I rated Lowe well enough to be an AB. Remember we were picking the likes of George Bridge above such players so theres no disputing a lot of bad decisions have been made by those last two coaches. Does a team like the ABs need a finicky winger who you have to adapt and change a lot of your style with to get benefit from? No, not really. But he still would have been a basic improvement on players like even Savea at the tail of his career, Bridge, and could even have converted into the answer of replacing Beauden at the back. Instead we persisted with NMS, Naholo, Havili, Reece, all players we would have cared even less about losing and all because Rieko had Lowe's number 11 jersey nailed down.


He was of course only 23 when he decided to leave, it was back in the beggining of the period they had started retaining players (from 2018 onwards I think, they came out saying theyre going to be more aggressive at some point). So he might, all of them, only just missed out.


The main point that Ed made is that situations like Lowe's, Aki's, JGP's, aren't going to happen in future. That's a bit of a "NZ" only problem, because those players need to reach such a high standard to be chosen by the All Blacks, were as a country like Ireland wants them a lot earlier like that. This is basically the 'ready in 3 years' concept Ireland relied on, versus the '5 years and they've left' concept' were that player is now ready to be chosen by the All Blacks (given a contract to play Super, ala SBW, and hopefully Manu).


The 'mercenary' thing that will take longer to expire, and which I was referring to, is the grandparents rule. The new kids coming through now aren't going to have as many gp born overseas, so the amount of players that can leave with a prospect of International rugby offer are going to drop dramatically at some point. All these kiwi fellas playing for a PI, is going to stop sadly.


The new era problem that will replace those old concerns is now French and Japanese clubs (doing the same as NRL teams have done for decades by) picking kids out of school. The problem here is not so much a national identity one, than it is a farm system where 9 in 10 players are left with nothing. A stunted education and no support in a foreign country (well they'll get kicked out of those countries were they don't in Australia).
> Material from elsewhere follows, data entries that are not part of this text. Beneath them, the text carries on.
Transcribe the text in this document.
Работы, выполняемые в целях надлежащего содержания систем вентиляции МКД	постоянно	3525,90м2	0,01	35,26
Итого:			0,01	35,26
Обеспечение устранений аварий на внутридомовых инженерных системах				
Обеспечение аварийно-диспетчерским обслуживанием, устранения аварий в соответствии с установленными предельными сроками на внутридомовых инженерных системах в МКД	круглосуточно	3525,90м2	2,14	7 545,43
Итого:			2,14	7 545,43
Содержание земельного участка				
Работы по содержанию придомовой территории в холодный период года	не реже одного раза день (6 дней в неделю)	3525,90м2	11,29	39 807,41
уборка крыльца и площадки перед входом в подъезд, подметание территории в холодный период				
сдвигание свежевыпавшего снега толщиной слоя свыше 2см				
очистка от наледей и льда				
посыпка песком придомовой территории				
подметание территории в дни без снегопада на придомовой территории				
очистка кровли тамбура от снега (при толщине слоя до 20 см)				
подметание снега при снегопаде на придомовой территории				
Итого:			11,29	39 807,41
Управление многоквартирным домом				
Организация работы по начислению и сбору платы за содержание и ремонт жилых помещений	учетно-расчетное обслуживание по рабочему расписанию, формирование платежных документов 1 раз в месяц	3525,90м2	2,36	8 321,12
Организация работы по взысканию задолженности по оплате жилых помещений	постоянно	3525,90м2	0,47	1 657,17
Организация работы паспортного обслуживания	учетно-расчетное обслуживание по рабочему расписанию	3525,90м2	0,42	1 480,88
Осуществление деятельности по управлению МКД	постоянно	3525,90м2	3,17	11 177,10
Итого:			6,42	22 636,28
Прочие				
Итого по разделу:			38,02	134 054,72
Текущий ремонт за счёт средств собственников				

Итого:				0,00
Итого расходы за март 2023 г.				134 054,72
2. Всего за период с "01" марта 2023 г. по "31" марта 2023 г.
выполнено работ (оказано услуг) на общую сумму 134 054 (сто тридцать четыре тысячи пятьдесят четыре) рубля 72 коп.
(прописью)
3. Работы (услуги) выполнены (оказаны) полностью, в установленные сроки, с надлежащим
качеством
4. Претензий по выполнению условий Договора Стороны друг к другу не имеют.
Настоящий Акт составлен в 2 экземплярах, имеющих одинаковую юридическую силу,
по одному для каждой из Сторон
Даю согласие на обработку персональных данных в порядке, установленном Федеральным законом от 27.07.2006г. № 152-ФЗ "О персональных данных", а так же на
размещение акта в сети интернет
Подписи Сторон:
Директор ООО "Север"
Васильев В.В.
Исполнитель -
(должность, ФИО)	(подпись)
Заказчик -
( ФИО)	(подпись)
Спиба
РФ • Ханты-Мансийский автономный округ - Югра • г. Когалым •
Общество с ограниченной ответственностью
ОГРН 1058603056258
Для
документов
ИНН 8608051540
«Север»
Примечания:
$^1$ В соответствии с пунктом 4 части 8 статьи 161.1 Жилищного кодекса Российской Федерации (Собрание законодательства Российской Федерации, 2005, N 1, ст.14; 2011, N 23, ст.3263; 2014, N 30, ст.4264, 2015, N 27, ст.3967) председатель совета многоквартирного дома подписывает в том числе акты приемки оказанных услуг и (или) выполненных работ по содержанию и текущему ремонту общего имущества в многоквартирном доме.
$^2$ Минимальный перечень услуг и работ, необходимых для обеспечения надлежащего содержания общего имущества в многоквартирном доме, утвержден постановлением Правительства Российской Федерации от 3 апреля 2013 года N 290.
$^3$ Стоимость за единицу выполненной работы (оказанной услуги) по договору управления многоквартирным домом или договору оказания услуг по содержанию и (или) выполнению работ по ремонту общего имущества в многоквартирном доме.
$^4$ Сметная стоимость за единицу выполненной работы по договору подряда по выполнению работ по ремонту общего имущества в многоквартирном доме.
It's the same sort of situation were NZ would be the big guy, but there weren't many downsides with it. The only one I can think was brought up but a poster on this site, I can't recall who it was, but he seemed to know a lot of kids coming from the Islands weren't really given the capability to fly back home during school xms holidays etc. That is probably something that should be fixed by the union. Otherwise getting someone like Fakatava over here for his last year of school definitely results in NZ being able to pick the cherries off the top but it also allows that player to develop and be able to represent Tonga and under age and possibly even later in his career. Where as a kid being taken from NZ is arguably going to be worse off in every respect other than perhaps money. Not going to develop as a person, not going to develop as a player as much, so I have a lotof sympathy for NZs case that I don't include them in that group but I certainly see where you're coming from and it encourages other countries to think they can do the same while not realising they're making a much worse experience/situation.